20 gennaio 2020
Aggiornato 08:00
Genova

Il nuovo ponte di Genova, c'è già la data dell'inaugurazione: e pagherà tutto Autostrade

Il governatore della Regione Liguria Giovanni Toti in una intervista al Corriere della Sera chiarisce alcuni punti in merito al futuro del ponte Morandi

Il presidente Giovanni Toti con Giuseppe Zampini presidente di Ansaldo Energia sotto al ponte Morandi
Il presidente Giovanni Toti con Giuseppe Zampini presidente di Ansaldo Energia sotto al ponte Morandi ANSA

GENOVA - «Anche se i due mesi che dicevo sono realistici, nella peggiore delle ipotesi mi aspetto che la demolizione completa» dei resti del Ponte Morandi a Genova «si concluda entro dicembre di quest’anno. Inizio 2019 per avere il progetto del nuovo ponte. Natale per inaugurarlo. Siamo nelle condizioni di poterlo fare». Lo dice il presidente della Regione Liguria Giovanni Toti in un’intervista al Corriere della Sera. Che lancia un monito: «Che nessuno pensi di tenere fermo il cantiere Genova per fare battaglie ideologiche. Sarebbe inaccettabile".

"Andiamo avanti con Autostrade"
Il riferimento del governatore è "a chiunque terrà aperta la ferita di Genova anche un’ora più del necessario»
. Quello che serve è la "praticità». Al di là di ogni discussione sul futuro assetto del Paese, "noi andiamo avanti spediti e lo facciamo con Autostrade che al momento è titolare della concessione». Al tavolo della demolizione e della ricostruzione Toti e gli altri hanno davanti loro, "come vuole la legge" tiene a precisare. Se con nuovi provvedimenti parlamentari dovesse subentrare qualcun altro al posto di Autostrade, "vorrà dire che si farà carico di quello che troverà già in corso d’opera».

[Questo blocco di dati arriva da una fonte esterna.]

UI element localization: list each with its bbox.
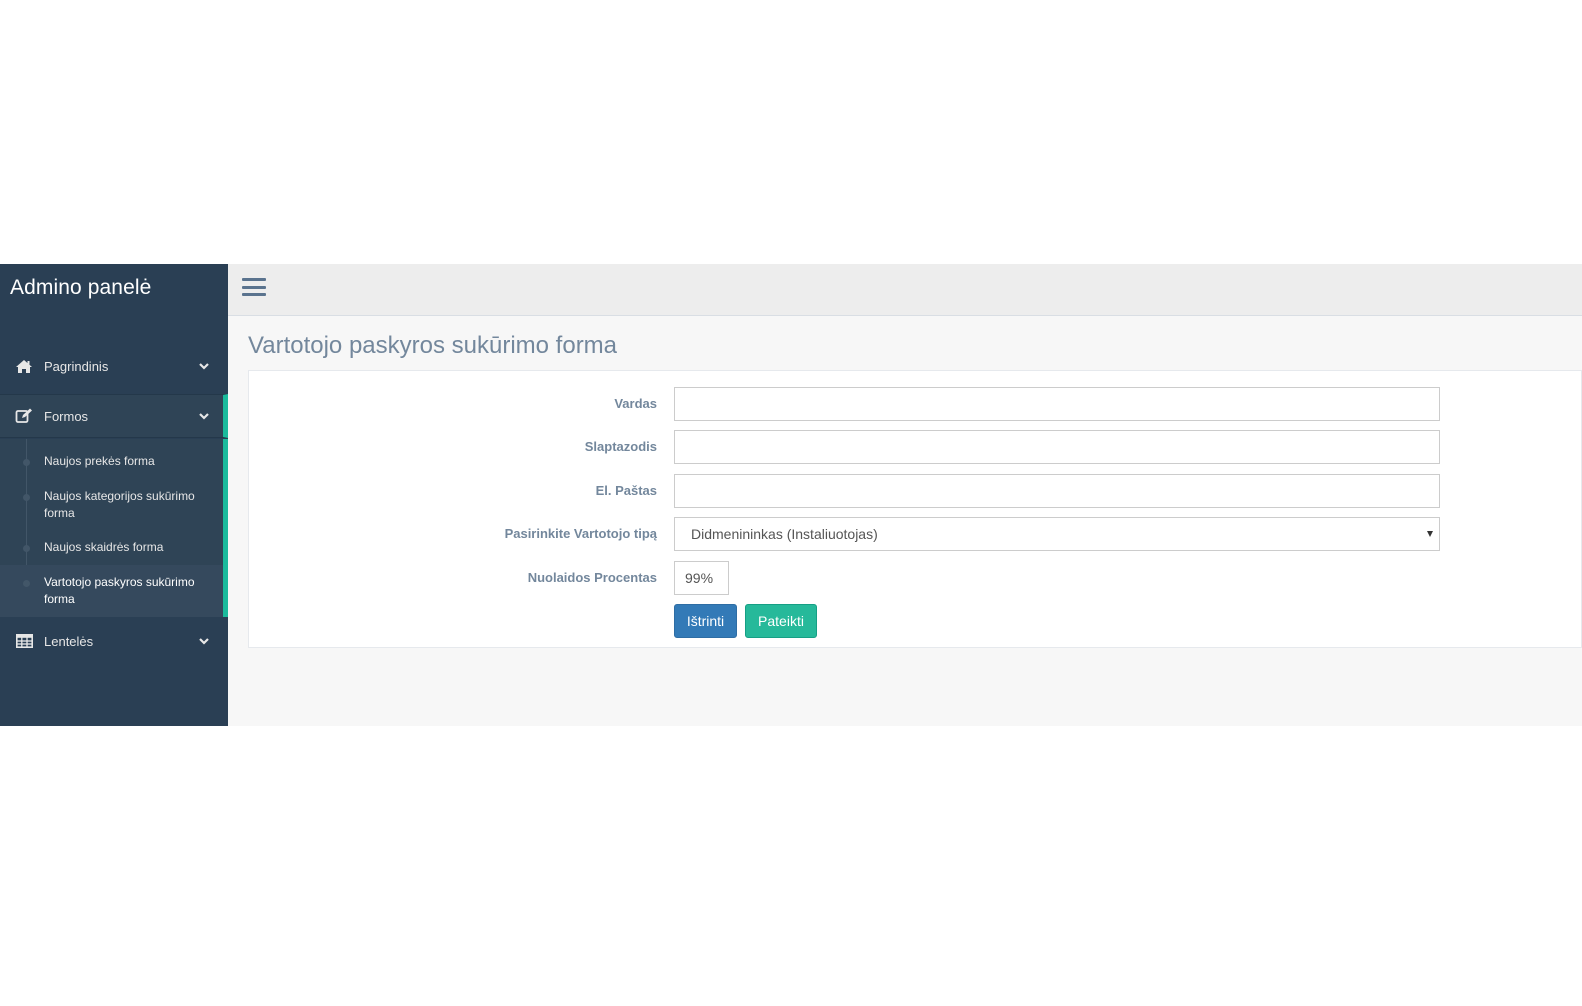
forms-submenu: Naujos prekės forma Naujos kategorijos s… [0, 439, 228, 617]
submenu-item-label: Naujos skaidrės forma [44, 540, 164, 554]
brand-title[interactable]: Admino panelė [10, 276, 151, 300]
form-row-email: El. Paštas [249, 474, 1582, 508]
submenu-item-product-form[interactable]: Naujos prekės forma [0, 453, 223, 470]
bullet-dot [23, 580, 30, 587]
form-panel: Vardas Slaptazodis El. Paštas Pasirinkit… [248, 370, 1582, 648]
sidebar-item-label: Pagrindinis [44, 358, 109, 374]
submenu-item-user-account-form[interactable]: Vartotojo paskyros sukūrimo forma [0, 565, 223, 617]
discount-input[interactable]: 99% [674, 561, 729, 595]
sidebar-item-tables[interactable]: Lentelės [0, 617, 228, 665]
email-label: El. Paštas [595, 483, 657, 498]
form-row-discount: Nuolaidos Procentas 99% [249, 561, 1582, 595]
top-nav [228, 264, 1582, 316]
chevron-down-icon [199, 638, 209, 645]
page-title: Vartotojo paskyros sukūrimo forma [248, 332, 618, 359]
caret-down-icon [1427, 531, 1433, 537]
user-type-label: Pasirinkite Vartotojo tipą [504, 526, 657, 541]
sidebar-item-home[interactable]: Pagrindinis [0, 342, 228, 390]
submenu-item-category-form[interactable]: Naujos kategorijos sukūrimo forma [0, 488, 223, 522]
discount-label: Nuolaidos Procentas [527, 570, 657, 585]
password-input[interactable] [674, 430, 1440, 464]
submenu-item-label: Naujos kategorijos sukūrimo forma [44, 489, 195, 520]
home-icon [14, 358, 34, 374]
admin-app: Admino panelė Pagrindinis Formos Naujos … [0, 264, 1582, 726]
main-content: Vartotojo paskyros sukūrimo forma Vardas… [228, 316, 1582, 726]
user-type-select[interactable]: Didmenininkas (Instaliuotojas) [674, 517, 1440, 551]
delete-button[interactable]: Ištrinti [674, 604, 737, 638]
email-input[interactable] [674, 474, 1440, 508]
name-label: Vardas [614, 396, 657, 411]
submenu-item-label: Vartotojo paskyros sukūrimo forma [44, 575, 195, 606]
sidebar-item-label: Formos [44, 408, 89, 424]
sidebar-item-forms[interactable]: Formos [0, 394, 228, 438]
submit-button[interactable]: Pateikti [745, 604, 817, 638]
password-label: Slaptazodis [584, 439, 657, 454]
form-row-password: Slaptazodis [249, 430, 1582, 464]
table-icon [14, 633, 34, 649]
bullet-dot [23, 459, 30, 466]
user-type-selected-value: Didmenininkas (Instaliuotojas) [691, 526, 878, 542]
submenu-item-label: Naujos prekės forma [44, 454, 155, 468]
chevron-down-icon [199, 363, 209, 370]
chevron-down-icon [199, 413, 209, 420]
form-row-user-type: Pasirinkite Vartotojo tipą Didmenininkas… [249, 517, 1582, 551]
hamburger-icon[interactable] [242, 278, 266, 298]
bullet-dot [23, 494, 30, 501]
submenu-item-slide-form[interactable]: Naujos skaidrės forma [0, 539, 223, 556]
form-row-name: Vardas [249, 387, 1582, 421]
sidebar-item-label: Lentelės [44, 633, 94, 649]
bullet-dot [23, 545, 30, 552]
sidebar: Admino panelė Pagrindinis Formos Naujos … [0, 264, 228, 726]
edit-icon [14, 408, 34, 424]
name-input[interactable] [674, 387, 1440, 421]
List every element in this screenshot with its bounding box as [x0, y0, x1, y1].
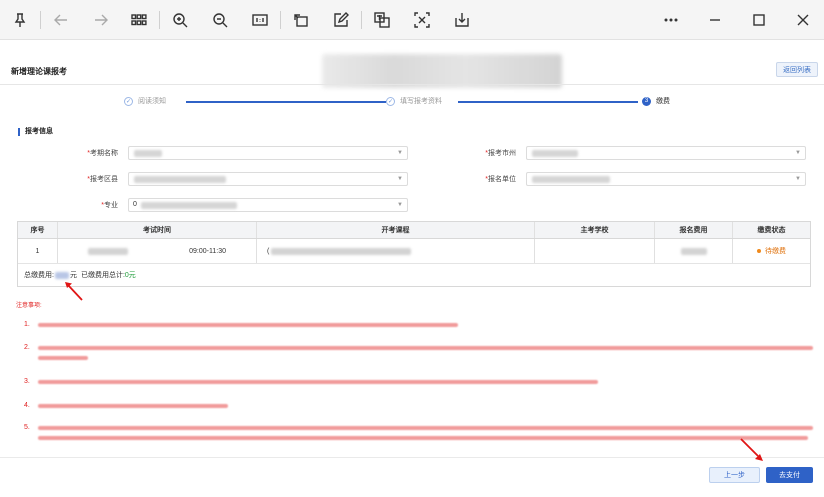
- chevron-down-icon: ▼: [397, 202, 403, 208]
- zoom-out-icon[interactable]: [207, 7, 233, 33]
- col-header: 开考课程: [257, 222, 535, 238]
- step-connector: [458, 101, 638, 103]
- back-to-list-button[interactable]: 返回列表: [776, 62, 818, 77]
- note-item: 5.: [16, 424, 813, 440]
- header-divider: [0, 84, 824, 85]
- note-item: 1.: [16, 321, 458, 328]
- step-read-notice: ✓ 阅读须知: [124, 96, 166, 106]
- step-number: 3: [642, 96, 651, 106]
- check-icon: ✓: [124, 96, 133, 106]
- city-select[interactable]: ▼: [526, 146, 806, 160]
- exam-period-select[interactable]: ▼: [128, 146, 408, 160]
- chevron-down-icon: ▼: [397, 176, 403, 182]
- back-arrow-icon[interactable]: [48, 7, 74, 33]
- section-title: 报考信息: [18, 128, 53, 136]
- previous-step-button[interactable]: 上一步: [709, 467, 760, 483]
- note-item: 3.: [16, 378, 598, 385]
- col-header: 报名费用: [655, 222, 733, 238]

"Pagherà tutto Autostrade"
Intanto sappiamo che «Autostrade e Fincantieri si parlano da molti giorni e "hanno già stabilito la volontà di collaborare». Essendo genovese, precisa ancora Toti, la Fincantieri per la città sarà "un vantaggio aggiunto" in termini di occupazione. Venerdì ci sarà un incontro in Regione e sapremo di più sul loro dialogo e sulle modalità di questa collaborazione. "Fermo restando che pagherà tutto Autostrade, ci sarà un consorzio di aziende pubbliche e private che concorrerà alla ricostruzione del Morandi», conclude il governatore.